One of the dominant characteristics of the current computing ecology, the abundance of information in digital form, is a two-edged sword. On the one hand, it is increasingly likely that any information of interest exists somewhere online. On the other, the very mass of data being collected poses an increasing obstacle to searching, transmitting, processing, and exploiting it. This volume offers a concise handbook for using summaries of massive data to overcome this obstacle.
Chapter 1, the introduction, outlines the magnitude of the problem, surveying several domains that are generating such data. It then discusses a variety of data models that support summarization, including sets (recording which items are present or absent), multisets (capturing the multiplicity of each item), matrices, ordered data, geometric data, and graphs. It reviews the kinds of operations that a summary must support (initialize, update, merge, query, construct, and compress) and different processing models (streaming, parallel, and distributed). Since any summary loses some information, the chapter considers the kinds of guarantees that can be offered, and envisions in some detail a number of applications for data summarization. It concludes with an overview of the mathematical tools used in the subsequent chapters, with special attention to the Markov inequality and its use in the Chebyshev inequality and various forms of the Chernoff bound.
Each of the next six chapters offers several summarization techniques for a different kind of data (set, multiset, and so on).

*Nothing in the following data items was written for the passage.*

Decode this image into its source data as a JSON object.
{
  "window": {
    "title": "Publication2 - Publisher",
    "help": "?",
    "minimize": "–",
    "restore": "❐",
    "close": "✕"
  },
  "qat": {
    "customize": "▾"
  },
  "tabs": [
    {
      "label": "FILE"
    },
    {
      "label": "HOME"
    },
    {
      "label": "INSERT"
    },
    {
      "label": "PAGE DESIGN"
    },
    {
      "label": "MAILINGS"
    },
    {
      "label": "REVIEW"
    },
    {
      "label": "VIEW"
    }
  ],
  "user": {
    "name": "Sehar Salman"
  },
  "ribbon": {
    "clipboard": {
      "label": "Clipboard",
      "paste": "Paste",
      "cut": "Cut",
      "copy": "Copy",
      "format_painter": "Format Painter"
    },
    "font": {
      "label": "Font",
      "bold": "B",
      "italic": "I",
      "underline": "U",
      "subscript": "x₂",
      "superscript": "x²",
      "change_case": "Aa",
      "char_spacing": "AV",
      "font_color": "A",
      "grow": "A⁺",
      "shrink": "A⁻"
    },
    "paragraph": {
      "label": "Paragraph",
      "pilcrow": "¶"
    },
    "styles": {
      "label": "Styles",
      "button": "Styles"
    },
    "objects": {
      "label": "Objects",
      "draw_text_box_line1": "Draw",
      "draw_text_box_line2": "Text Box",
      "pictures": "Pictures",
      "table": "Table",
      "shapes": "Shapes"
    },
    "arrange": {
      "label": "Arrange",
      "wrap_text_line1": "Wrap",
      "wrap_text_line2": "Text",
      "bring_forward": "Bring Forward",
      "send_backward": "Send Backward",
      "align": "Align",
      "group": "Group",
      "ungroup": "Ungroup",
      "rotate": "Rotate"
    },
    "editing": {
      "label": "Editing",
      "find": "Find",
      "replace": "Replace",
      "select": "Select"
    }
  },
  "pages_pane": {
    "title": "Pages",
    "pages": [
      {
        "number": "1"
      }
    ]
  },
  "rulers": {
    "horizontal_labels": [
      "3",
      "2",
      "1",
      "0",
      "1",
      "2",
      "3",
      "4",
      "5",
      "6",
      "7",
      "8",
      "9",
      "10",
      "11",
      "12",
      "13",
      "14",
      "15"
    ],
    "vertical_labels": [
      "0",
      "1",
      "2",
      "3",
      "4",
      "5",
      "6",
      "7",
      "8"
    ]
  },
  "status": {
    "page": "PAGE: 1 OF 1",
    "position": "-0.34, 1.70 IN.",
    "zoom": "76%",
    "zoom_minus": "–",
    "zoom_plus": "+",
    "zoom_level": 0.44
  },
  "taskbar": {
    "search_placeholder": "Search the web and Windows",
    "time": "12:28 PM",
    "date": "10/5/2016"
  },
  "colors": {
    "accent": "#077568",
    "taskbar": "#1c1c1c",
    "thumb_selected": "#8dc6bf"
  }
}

For each technique, the authors discuss the available operations, their complexity and available guarantees, history of development, and accessible implementations. Chapter 8 treats the special challenges posed by distributed information, chapter 9 considers some particular uses of summaries, and chapter 10 offers lower bounds supported by some summaries. Throughout, the book emphasizes high-level description of the methods with pseudocode, supported by clearly marked more formal discussion.
The schematic structure of the book, clearly explained in the introductory chapter, enables the reader to find the required information very quickly. A centralized bibliography lists 243 sources extending to 2019, and there is a short index.
This clear, easy-to-navigate volume will be of primary interest to software developers who need a quick guide to available techniques. However, the formal discussions, while marked “Further Discussion” so as not to distract the practitioner, provide additional depth for readers who want to go deeper, making the book useful to the student as well. The book is an excellent example of a focused tool addressing a specific but very pressing problem, and will become an essential handbook as our digital world becomes more and more congested.